Where did the battlefield begin and civil life end? The NSW Police felt that a soldier was 'also a civilian', and that they should still be allowed to investigate crimes (The Sun, 9 Feb 1942, p3). The Army, on the other hand, felt that if sentries were to be charged for obeying orders, none of them would shoot, and then what would the point of sentries be? A barrister in The Sun said it was 'commonsense' that the police shouldn't go into the front line. But where was the front line?
The issues are not so simple even today. The ADF has already trained to assist Police with the kinds of checkpoints and searches now being established at State borders, and which may be established around COVID hotspots. In 2017, the Prime Minister announced the 'streamlining' of the Commonwealth powers to call out the ADF's special forces. Since 2013 the whole of Australia has been a non-zone for immigration by boat, to be protected in a designated military Operation [Sovereign Borders]. Which is the civil power and which the military? Where is the front line, is it nowhere or everywhere?
A legal background paper looked at the issues in 1997, and asked:
...is it a satisfactory state of affairs for soldiers to face the possibility of private actions and criminal charges arising from their obedience... [with] no way for the soldiers to assess the lawfulness or otherwise of their superior officer's commands?
In 2018, introducing the legislation which expanded the 'Call Out' provisions of the Defence Act, the Member for Canning, Andrew Hastie MP, a veteran, expressed the view that:
ADF units, when deployed in response or called out to a terrorist incident, are still operating under the Australian rule of law. No obligations are lifted for them to accord with what is expected of them in the ADF and within our judicial system.

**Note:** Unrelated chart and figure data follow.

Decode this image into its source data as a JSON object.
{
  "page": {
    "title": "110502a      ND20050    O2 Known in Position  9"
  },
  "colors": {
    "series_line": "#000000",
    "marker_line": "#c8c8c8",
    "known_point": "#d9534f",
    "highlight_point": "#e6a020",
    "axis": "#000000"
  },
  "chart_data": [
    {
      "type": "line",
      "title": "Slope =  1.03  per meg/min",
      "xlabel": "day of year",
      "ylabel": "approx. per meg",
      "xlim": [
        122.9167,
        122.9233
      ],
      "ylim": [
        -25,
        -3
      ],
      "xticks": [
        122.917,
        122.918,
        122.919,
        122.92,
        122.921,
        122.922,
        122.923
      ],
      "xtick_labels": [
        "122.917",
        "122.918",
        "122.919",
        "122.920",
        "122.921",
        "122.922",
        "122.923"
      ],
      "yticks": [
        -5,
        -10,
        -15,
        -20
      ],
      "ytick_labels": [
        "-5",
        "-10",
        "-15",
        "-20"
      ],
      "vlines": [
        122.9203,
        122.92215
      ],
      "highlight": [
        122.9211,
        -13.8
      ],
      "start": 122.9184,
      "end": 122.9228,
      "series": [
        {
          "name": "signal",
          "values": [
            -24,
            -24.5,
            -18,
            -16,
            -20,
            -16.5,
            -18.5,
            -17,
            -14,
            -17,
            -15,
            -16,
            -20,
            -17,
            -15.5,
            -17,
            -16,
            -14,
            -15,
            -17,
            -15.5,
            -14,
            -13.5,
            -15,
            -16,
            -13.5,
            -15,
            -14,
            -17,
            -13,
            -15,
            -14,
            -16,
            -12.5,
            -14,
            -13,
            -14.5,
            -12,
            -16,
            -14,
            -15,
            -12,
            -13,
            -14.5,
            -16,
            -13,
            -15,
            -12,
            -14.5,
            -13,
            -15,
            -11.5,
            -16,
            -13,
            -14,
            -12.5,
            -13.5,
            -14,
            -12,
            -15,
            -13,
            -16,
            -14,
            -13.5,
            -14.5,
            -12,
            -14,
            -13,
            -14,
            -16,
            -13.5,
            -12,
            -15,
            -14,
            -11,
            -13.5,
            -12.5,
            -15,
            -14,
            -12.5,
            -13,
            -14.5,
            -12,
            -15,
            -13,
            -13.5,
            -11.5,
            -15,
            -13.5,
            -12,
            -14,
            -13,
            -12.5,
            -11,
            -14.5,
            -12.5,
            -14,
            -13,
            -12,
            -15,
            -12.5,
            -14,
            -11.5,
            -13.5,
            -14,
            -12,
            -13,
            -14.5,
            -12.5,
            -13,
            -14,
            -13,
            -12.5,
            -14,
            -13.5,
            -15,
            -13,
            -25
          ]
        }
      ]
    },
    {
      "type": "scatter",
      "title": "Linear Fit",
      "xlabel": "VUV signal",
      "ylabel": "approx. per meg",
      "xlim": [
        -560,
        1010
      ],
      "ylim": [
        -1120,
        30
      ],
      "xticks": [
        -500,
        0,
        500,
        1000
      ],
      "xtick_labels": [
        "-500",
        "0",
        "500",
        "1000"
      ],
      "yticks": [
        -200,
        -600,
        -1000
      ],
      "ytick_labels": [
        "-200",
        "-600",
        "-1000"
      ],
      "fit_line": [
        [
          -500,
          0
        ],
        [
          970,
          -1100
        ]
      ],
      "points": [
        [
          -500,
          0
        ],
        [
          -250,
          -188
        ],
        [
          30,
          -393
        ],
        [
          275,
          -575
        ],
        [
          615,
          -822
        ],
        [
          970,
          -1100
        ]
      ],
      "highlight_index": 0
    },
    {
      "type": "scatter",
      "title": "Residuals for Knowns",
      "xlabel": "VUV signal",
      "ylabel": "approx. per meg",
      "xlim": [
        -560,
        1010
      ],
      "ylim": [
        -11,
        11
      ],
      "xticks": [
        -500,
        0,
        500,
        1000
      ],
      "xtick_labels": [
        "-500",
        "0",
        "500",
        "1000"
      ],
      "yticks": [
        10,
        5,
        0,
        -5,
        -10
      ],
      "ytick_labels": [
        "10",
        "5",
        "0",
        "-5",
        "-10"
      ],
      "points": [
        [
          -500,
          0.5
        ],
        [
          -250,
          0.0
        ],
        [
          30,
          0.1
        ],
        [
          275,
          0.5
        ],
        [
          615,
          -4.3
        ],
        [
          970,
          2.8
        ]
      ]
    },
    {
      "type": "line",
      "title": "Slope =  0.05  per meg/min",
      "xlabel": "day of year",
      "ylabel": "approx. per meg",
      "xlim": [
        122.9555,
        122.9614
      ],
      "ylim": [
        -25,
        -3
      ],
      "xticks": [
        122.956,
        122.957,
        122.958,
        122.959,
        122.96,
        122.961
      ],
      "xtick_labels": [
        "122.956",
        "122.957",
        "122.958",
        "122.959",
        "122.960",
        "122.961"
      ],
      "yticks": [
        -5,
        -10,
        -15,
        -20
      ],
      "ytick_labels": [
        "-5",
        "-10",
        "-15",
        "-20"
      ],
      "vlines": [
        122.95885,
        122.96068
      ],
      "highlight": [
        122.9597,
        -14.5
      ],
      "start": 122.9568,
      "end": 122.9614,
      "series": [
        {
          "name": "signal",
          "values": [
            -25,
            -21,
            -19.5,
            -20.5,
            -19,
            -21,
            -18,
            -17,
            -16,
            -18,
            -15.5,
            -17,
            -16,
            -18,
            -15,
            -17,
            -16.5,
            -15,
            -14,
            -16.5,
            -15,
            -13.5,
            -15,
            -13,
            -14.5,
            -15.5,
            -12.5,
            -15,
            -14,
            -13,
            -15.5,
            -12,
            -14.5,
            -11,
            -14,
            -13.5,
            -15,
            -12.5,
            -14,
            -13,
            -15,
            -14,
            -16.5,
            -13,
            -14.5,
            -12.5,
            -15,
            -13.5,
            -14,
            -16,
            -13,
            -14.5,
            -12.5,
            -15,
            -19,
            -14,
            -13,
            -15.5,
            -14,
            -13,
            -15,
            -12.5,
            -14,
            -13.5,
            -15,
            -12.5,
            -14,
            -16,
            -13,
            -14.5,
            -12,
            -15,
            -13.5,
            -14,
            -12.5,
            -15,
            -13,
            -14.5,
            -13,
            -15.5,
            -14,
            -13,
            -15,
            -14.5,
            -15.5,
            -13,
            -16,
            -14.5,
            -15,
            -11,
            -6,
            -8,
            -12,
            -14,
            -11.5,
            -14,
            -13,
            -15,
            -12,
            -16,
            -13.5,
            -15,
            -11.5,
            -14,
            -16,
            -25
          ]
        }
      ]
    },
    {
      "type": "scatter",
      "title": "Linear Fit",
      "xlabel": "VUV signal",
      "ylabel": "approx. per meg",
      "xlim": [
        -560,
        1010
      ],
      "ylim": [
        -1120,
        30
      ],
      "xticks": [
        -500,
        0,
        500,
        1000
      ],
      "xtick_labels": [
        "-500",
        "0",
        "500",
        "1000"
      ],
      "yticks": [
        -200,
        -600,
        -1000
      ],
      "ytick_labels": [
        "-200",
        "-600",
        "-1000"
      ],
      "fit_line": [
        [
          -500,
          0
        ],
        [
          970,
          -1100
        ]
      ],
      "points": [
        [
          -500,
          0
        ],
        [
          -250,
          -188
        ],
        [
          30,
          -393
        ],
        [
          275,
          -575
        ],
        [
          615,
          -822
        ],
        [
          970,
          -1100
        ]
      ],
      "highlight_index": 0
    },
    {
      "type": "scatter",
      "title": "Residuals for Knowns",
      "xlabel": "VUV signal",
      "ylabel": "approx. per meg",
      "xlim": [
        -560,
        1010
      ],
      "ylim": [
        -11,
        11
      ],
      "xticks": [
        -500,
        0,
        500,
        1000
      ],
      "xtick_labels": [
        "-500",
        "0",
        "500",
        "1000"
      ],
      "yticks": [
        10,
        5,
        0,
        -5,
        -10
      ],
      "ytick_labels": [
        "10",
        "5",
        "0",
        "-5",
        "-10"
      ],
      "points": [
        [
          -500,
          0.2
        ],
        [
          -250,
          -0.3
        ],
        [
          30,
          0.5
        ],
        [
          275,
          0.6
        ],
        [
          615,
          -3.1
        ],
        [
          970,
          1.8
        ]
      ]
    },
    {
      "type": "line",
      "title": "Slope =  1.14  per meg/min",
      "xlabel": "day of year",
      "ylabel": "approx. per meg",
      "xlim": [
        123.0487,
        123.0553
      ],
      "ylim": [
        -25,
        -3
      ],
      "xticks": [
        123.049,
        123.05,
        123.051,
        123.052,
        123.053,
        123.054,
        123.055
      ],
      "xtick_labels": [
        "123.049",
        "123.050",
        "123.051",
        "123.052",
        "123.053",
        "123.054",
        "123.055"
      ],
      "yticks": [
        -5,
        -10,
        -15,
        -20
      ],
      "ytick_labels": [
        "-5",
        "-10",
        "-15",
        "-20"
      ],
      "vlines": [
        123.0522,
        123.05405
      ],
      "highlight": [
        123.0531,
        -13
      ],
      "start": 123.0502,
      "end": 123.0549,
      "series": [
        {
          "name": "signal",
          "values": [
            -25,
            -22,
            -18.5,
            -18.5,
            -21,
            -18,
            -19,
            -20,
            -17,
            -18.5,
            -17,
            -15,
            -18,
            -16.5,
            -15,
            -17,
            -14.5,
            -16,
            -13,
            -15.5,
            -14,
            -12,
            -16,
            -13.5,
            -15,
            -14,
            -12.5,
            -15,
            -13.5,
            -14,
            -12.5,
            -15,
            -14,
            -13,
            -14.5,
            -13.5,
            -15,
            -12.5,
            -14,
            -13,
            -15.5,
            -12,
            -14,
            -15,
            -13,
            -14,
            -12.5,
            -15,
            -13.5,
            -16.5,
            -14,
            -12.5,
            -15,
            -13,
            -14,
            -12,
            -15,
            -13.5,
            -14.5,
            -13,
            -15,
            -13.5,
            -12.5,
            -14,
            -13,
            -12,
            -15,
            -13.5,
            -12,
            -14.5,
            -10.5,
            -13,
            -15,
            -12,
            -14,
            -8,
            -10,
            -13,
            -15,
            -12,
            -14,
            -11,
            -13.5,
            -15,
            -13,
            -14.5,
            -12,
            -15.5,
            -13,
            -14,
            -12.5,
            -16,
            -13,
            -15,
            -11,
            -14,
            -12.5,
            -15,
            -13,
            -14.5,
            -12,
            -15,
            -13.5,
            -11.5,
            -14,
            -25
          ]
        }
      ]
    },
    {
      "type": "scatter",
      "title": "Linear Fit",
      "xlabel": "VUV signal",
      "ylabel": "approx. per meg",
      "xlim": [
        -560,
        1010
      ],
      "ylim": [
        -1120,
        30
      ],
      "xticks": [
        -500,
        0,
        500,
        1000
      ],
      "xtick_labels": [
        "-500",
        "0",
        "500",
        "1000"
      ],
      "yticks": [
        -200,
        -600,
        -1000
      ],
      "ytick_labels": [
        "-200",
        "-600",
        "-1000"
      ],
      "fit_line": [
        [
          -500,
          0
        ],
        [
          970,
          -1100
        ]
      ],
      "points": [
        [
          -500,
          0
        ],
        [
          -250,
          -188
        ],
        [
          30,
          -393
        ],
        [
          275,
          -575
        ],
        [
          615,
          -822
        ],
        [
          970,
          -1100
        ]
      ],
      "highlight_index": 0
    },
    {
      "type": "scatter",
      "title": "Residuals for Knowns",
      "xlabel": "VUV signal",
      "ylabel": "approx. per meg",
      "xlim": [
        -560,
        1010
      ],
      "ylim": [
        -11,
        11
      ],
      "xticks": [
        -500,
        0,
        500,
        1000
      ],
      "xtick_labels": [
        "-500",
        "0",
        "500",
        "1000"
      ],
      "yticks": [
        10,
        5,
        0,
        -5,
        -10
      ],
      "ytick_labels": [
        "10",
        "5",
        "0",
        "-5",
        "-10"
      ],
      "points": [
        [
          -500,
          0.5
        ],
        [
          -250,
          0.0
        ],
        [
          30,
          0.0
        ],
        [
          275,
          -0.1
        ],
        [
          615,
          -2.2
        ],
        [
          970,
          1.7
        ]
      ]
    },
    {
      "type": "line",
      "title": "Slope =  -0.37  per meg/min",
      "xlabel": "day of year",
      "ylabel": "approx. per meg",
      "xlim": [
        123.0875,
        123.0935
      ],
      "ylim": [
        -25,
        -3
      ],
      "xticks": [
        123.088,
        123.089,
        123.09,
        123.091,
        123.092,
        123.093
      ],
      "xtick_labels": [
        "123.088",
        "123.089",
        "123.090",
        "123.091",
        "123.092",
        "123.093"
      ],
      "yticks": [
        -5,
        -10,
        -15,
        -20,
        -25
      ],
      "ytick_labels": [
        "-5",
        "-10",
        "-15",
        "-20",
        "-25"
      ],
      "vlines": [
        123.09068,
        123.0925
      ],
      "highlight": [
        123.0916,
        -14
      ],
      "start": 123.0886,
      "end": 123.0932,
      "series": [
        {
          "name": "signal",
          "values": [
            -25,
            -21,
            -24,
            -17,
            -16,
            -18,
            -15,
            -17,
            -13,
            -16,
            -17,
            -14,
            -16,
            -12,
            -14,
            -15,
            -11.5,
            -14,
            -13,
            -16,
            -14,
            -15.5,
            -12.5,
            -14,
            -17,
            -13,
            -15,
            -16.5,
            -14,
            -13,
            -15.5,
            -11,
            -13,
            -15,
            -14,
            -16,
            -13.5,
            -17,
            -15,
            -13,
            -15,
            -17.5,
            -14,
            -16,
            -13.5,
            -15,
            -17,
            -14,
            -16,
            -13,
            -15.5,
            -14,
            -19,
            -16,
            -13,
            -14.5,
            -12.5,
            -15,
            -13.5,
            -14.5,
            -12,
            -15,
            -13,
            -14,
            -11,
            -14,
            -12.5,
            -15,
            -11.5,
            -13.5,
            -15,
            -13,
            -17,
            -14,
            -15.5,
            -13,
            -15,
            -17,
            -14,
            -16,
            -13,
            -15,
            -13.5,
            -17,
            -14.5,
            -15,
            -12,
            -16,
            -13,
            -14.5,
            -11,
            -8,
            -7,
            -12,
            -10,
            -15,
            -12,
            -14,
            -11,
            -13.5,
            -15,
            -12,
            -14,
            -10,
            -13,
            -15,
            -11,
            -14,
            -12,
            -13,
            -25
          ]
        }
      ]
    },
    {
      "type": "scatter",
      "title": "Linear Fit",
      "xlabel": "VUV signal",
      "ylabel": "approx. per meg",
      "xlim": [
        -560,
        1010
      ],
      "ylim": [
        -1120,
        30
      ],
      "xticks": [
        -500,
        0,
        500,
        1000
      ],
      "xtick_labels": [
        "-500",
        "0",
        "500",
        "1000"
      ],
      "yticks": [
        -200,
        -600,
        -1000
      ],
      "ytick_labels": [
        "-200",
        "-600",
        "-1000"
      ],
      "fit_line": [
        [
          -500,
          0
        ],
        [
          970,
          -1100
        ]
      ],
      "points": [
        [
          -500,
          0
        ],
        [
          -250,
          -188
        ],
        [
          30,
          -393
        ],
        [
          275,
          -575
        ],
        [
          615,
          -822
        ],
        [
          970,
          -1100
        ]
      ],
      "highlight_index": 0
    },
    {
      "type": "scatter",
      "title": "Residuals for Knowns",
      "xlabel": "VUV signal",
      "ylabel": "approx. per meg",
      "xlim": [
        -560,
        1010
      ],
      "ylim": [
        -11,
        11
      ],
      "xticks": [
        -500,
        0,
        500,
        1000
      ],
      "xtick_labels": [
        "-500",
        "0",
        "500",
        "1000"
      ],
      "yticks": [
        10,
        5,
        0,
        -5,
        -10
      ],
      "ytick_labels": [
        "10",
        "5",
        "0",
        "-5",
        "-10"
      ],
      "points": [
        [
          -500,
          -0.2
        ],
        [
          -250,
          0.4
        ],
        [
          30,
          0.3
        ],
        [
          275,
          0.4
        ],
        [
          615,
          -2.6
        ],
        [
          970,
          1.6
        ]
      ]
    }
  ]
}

In fact, as Private Plumb's death showed in 1942, it is not clear, and can never be. Soldiers are obliged to apply lethal violence, contrary to civil laws against assault and murder, but in accordance with lawful orders. It's an important distinction and it is just this distinction between civil space and the battlefield that terrorism, as well as disorder in natural disaster, tends to erase. We have no historical guide at all, legal or moral, to dealing with pandemic disorder in a complex modern society.
If and when the issue comes again to question, it will be in a situation like the one that Privates McGraw and Plumb found themselves before one killed the other: confused, noisy, emotional, with seconds (or less) for quite young people to make decisions. The rest of us, who have more time, and eighty years to look back, owe any future Private Plumbs more consideration than that.